Whereas in the past it was honorable to take up your parents’ skilled profession or find someone to take you on as their apprentice, the pendulum has swung so far away from the skilled trades and toward four-plus-year degrees that these good-paying, non-outsourceable skilled positions are seen as options only for those who couldn’t hack it in high school. In the eyes of many, these are still the career options for the bad students, the truants, and those who lack ambition.

My high school guidance counselors in the 90s espoused these views and hailed the many virtues of the four-year degree and the implied success that came with it. I bought into it; most parents did, too. The “shop kids,” as we called the students who chose to spend their time in our high school’s basement learning carpentry, engine repair, and other hands-on skills, were seen as educational pariahs with no real futures. (Interestingly, one of those old classmates now owns his own car repair business; meanwhile, I’m sitting on $30,000 of student debt, which is still much less than many of my peers.)

That is not to say I do not enjoy my profession or regret my education — just that I wish there had been more than one option. And this mindset that four-year degrees are the way to go — that they are somehow the marker for success — is still as prevalent as ever in middle and high schools. It’s disheartening, at least until I look at what is being done to fix it.

In response to the growing skills gap, many of you are taking a proactive approach to recruiting, and you’re starting younger and younger.

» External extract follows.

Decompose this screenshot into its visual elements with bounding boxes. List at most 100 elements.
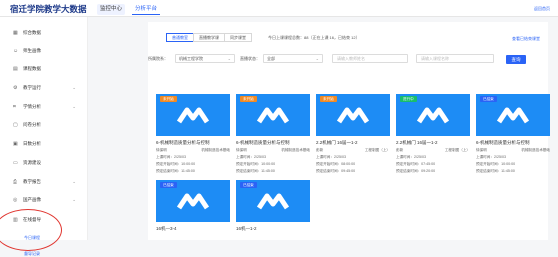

I have interviewed many industry contractors and instructors over the past few years, and several have talked about how they are able to attract young adults to the trades. One instructor at a community college said the first thing he did when he was hired was schedule meetings with all the guidance counselors from all the area middle and high schools. I remember him telling me he “would not take no for an answer” and even admitted to making unscheduled in-person visits to the counselors who wouldn’t return his calls.

Many of these individuals make a point to meet frequently with their local guidance counselors. Some have taken these counselors to visit local contractors so they can see firsthand what a career in the trades truly entails. Some attend career days at their local schools, where they speak directly to students and their parents, who are often shocked to learn that their children could receive an education and begin a successful career so quickly. Some contractors and instructors even partner with schools to orchestrate ride-alongs for students interested in the trades.

Of course, closing the skills gap is certainly proving to be a multifaceted, complicated, and industry-wide effort, but it all starts with you. You’re the ones who have the power to open minds, one by one, and affect true change.

So, whose mind will you change today?